A Scottish case study
from Part IV - Sustainable management: insights and issues
Published online by Cambridge University Press: 05 April 2014
Introduction
Between 1995 and 2000 the International Fund for Animal Welfare (IFAW) held a number of workshops on various aspects of whale-watching. The first discussed the scientific aspects (IFAW, 1995) of the activity, but in 1997 there were three workshops on the more social and managerial aspects of the industry, including a workshop on the educational impacts of whale-watching (IFAW, 1997) which also included debate about ways to persuade whale-watching operators to use codes of conduct to minimize their impacts, and another workshop on the legal aspects of whale-watching (IFAW, 2000). The third was on the socioeconomic impacts of whale-watching (IFAW, 1999). A global review of all of these aspects of whale-watching would arguably be a book, or books, by themselves. Therefore, this current chapter builds on some of the ideas and suggestions raised in these workshops for a specific case study in Scotland, an area where there has been substantive and quantitative research into these areas. The last workshop in the series mentioned above (IFAW, 2001) discussed issues such as the conflict between whale-watching and whaling in certain locations, and the potential negative socioeconomic impacts, and this is also briefly discussed in this chapter.

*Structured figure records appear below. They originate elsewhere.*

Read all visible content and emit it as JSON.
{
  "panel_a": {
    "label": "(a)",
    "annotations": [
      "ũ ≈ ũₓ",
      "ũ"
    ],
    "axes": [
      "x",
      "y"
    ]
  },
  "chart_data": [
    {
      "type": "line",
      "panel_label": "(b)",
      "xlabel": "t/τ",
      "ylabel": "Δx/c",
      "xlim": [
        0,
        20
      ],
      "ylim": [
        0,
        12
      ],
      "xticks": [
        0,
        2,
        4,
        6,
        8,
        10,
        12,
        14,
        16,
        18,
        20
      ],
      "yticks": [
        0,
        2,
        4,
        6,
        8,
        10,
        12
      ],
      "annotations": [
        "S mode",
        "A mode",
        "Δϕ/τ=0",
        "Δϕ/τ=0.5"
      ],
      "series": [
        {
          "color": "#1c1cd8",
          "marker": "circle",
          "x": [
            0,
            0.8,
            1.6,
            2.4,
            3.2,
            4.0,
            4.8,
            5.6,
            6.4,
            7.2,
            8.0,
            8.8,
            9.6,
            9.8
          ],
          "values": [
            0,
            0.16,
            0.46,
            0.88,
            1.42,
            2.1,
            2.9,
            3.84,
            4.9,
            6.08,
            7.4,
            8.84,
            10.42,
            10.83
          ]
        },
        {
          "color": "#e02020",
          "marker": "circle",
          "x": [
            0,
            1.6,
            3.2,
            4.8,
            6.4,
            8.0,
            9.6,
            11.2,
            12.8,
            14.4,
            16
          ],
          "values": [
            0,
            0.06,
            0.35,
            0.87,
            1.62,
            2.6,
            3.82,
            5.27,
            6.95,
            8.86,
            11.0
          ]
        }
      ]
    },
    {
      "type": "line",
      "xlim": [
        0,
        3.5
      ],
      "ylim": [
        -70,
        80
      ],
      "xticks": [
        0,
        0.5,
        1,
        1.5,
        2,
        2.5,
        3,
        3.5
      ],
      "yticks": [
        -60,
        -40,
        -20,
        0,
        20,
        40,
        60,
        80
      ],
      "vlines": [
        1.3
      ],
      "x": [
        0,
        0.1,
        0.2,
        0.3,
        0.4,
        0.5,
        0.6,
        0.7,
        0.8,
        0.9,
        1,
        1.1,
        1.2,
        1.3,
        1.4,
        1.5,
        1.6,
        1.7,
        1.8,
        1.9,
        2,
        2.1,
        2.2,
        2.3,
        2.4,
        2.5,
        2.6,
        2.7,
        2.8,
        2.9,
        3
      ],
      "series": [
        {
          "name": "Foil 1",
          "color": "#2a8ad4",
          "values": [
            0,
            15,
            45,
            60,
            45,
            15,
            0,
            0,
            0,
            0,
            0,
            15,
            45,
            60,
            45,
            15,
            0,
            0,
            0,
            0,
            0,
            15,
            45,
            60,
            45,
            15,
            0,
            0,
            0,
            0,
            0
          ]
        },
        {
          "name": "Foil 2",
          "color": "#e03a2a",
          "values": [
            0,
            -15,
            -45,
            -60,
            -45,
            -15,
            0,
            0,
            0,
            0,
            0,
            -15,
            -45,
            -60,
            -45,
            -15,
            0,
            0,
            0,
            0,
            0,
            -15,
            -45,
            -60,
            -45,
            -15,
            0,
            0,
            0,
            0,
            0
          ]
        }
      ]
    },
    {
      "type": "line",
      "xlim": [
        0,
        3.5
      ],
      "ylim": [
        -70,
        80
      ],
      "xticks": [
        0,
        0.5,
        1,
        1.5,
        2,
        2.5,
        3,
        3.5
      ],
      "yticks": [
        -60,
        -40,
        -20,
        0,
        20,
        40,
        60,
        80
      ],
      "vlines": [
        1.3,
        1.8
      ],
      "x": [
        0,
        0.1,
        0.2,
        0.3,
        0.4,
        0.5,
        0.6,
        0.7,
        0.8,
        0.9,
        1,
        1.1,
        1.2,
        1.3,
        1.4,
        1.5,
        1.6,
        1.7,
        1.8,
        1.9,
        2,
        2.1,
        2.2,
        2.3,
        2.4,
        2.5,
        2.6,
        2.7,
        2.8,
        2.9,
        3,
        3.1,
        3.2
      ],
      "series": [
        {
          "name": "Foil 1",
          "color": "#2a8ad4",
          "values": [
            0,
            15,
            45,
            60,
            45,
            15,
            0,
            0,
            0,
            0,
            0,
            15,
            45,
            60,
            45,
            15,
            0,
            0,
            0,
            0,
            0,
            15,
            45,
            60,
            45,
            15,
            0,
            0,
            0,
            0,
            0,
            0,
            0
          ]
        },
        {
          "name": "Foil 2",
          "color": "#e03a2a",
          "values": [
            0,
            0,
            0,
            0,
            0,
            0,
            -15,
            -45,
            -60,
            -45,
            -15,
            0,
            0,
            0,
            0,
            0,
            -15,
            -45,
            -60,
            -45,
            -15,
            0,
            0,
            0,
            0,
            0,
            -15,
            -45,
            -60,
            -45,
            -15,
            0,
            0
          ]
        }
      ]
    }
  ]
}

Whale-watching in Scotland
The first official whale-watching business (Sea-life Surveys) in Scotland, indeed for the entire UK, began in 1989 on the island of Mull. Hoyt (2001) estimated that there were at least 35 land- and boat-based whale-watching activities in Scotland by 1998. Hughes (2001) suggested that in the UK there was an overall growth in public interest to seeing cetaceans in the wild from the late 1980s onwards, and a move away from tourism involving captive cetaceans – indeed, all of the captive cetacean facilities in the UK had closed by the mid-1990s, whereas there was a positive growth in wild cetacean-watching opportunities, particularly in eastern Scotland, focused on the resident common bottlenose dolphin (Tursiops truncatus) population in the Moray Firth.